If you were born today and somehow manage to live to retirement age you will have been exposed to over seventy million advertisements of one sort or another by age sixty-five. These mostly rude interruptions are called exposures or sometimes nowadays impressions because the implication is that they happen while you are living life and many times don’t consciously make note of them.

The conspiracy theory goes that even if you don’t decide to actively consume the message, it is imprinted on your brain all the same and this exposure waits there, like a sleeper cell, until a latent mental trigger activates it. Maybe that uninvited message turns up as a song you can’t get out of your head or a craving that you can’t get out of your stomach or maybe it surfaces as an impulse purchase that becomes impossible to explain to the wife. Holy crap! This advertising mind control is some serious shit; just look at all the silly stuff it’s already made us do.

When you were a toddler your mom started buying Froot Loops exclusively because she heard they had “eight essential vitamins and iron.” Thirty years later you’ve consumed your body weight in Loops and you’re hooked. Mom should have known something was fishy when they spelled fruit F-R-O-O-T.

You saw an ad in TV Guide offering twelve 8-tracks for a penny. Guess who just happened to a have a penny in his pocket? Yep. Well, that penny equated to a contract that roped you into buying ten more 8-tracks at $36 apiece. You just paid off the final tape last September, and to add insult to injury, since you only recognized ten of the listed titles, 8-track number eleven and twelve ended up being the soundtrack to Oliver! and Zsa Zsa Gabor Sings the Hungarian Hits.

A few years ago someone started telling men that shaving their faces was really hard and one of the main causes of angst and emotional trauma in life. Some men have grabbed a hold of this humanitarian lifeline and are now on the road back to emotional health thanks to their credit card information and razor blades delivered every other day by mail. Suicidal hipsters, now with pallets of surplus razor blades are finally finding the strength to go on. Thank god for advertising!

Instead of turning on the faucet, we now buy faucet water in plastic bottles. Because of advertising, many people believe this water comes from a natural spring because there’s a snow-capped mountain on most of the bottle labels. They envision lines of Swiss people reaching out individual plastics bottles and filling them from a waterfall in the Alps. They have no logical explanation for why this water tastes exactly like the water sourced from a backyard hose in Santa Ana.
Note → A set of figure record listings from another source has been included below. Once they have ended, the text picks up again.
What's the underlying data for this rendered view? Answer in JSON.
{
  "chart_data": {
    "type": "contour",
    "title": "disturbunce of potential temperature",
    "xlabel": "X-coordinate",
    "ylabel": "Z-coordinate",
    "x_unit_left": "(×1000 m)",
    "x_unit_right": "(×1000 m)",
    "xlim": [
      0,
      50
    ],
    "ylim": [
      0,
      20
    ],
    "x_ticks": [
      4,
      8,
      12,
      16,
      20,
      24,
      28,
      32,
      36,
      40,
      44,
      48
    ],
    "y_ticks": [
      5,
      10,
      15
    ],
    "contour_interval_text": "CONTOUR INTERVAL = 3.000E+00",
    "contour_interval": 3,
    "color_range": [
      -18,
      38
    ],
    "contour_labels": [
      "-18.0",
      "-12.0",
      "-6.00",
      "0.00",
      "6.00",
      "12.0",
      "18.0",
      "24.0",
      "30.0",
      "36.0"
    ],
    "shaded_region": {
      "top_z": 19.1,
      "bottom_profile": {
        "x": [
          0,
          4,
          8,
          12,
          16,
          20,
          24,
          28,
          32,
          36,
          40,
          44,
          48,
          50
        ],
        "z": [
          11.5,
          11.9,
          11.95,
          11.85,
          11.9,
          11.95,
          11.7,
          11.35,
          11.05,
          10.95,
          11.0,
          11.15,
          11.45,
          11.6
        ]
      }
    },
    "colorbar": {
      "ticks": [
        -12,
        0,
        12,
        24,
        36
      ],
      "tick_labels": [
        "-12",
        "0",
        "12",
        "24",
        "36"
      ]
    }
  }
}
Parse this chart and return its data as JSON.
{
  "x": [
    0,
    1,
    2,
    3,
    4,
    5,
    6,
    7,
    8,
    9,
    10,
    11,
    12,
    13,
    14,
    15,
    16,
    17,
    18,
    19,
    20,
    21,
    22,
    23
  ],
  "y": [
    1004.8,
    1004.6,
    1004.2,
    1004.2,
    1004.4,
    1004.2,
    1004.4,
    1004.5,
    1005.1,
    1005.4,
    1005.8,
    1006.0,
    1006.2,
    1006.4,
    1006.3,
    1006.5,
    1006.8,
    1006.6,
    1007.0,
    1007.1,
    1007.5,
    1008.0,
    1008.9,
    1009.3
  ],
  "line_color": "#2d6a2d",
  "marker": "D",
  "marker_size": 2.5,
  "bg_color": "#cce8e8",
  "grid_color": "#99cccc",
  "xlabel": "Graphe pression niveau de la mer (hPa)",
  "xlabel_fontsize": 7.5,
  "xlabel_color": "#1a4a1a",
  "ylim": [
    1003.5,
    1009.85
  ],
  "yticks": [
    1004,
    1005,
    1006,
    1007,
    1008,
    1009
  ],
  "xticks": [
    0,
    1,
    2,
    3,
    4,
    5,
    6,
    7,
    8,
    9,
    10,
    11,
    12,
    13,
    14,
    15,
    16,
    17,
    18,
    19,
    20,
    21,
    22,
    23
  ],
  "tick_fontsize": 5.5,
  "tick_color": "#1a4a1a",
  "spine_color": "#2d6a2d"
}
And what else but damn-convincing advertising can explain this? People are mailing their DNA to strangers because today’s modern travelers know that the secret to happiness lives within their personal genome. Once the company gets your spit and $199 and your credit card info and your mother’s maiden name, they provide you with a certificate that enables you to avoid taking personal responsibility for anything ever again; that is, they provide scientific proof that every flaw you may have is totally genetic. It’s not your fault. What’s more, if you like, they can also give you the family tree information you need to disavow any ancestral connections you previously knew. Fuck the witness protection program, this is the fast track to assuming a new identity.

Yep, powerful mojo that advertising and many of our fellow travelers are impressionable and gullible as hell. I would suggest that some people start watching less TV otherwise, they may start answering all questions with the phrase Dilly-Dilly and have absolutely no idea why.